Reforço ainda dois aspectos. 

- Em primeiro lugar, a ideia da escola como o lugar da formação dos professores, como o espaço da análise partilhada das práticas, enquanto rotina sistemática de acompanhamento, de supervisão e de reflexão sobre o trabalho docente. O objectivo é transformar a experiência colectiva em conhecimento profissional e ligar a formação de professores ao desenvolvimento de projetos educativos nas escolas. 

- Em segundo lugar, a ideia da docência como colectivo, não só no plano do conhecimento mas também no plano da ética. Não há respostas feitas para o conjunto de dilemas que os professores são chamados a resolver numa escola marcada pela diferença cultural e pelo conflito de valores. Por isso, é tão importante assumir uma ética profissional que se constrói no diálogo com os outros colegas. 

A concretização desta mudança exige uma grande capacidade de comunicação dos professores e um reforço da sua presença pública. Importa retomar uma tradição histórica das escolas de formação do início do século XX, que procuravam acentuar o papel social dos  professores. 

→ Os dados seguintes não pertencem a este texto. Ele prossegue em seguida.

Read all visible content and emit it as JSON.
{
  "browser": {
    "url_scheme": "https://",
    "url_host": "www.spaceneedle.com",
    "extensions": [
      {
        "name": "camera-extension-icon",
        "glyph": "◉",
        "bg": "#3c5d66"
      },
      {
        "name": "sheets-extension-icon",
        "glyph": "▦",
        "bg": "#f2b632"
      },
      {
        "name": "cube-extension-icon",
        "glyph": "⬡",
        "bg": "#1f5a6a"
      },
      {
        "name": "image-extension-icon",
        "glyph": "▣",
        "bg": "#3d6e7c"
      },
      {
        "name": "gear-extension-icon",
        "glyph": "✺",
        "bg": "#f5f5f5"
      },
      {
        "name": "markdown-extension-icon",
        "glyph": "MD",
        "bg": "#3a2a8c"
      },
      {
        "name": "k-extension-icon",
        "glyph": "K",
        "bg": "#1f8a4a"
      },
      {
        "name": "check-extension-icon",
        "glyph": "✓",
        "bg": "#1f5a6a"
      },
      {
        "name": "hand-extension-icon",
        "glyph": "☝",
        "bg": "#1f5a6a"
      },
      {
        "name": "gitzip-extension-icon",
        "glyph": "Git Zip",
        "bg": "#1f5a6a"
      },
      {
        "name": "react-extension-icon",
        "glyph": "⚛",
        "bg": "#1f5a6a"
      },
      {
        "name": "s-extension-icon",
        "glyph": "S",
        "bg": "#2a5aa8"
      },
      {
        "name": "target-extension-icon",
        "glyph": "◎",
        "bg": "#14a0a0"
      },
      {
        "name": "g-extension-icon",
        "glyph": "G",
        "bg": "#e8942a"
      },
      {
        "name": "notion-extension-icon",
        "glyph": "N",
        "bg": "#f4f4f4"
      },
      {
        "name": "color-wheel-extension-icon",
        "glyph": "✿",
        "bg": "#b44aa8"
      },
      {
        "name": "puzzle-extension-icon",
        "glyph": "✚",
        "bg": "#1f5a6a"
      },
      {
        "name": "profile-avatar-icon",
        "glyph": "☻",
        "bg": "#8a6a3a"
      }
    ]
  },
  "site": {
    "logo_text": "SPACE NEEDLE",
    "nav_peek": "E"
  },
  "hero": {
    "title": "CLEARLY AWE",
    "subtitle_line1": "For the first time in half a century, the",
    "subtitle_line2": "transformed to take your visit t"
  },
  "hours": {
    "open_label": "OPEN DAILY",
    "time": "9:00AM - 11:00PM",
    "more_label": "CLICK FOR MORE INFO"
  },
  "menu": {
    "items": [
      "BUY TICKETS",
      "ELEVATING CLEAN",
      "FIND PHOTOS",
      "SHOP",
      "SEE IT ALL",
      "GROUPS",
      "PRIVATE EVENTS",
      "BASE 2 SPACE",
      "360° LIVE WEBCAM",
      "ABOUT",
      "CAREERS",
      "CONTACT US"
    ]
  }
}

Hoje, ainda que numa perspectiva diferente, é necessário reintroduzir esta dimensão nos programas de formação de professores. Nas sociedades contemporâneas, o prestígio de uma profissão mede-se, em grande parte, pela sua visibilidade social. No caso dos professores estamos mesmo perante uma questão decisiva, pois a sobrevivência da profissão depende da qualidade do trabalho interno nas escolas, mas também da sua capacidade de intervenção no espaço público da educação.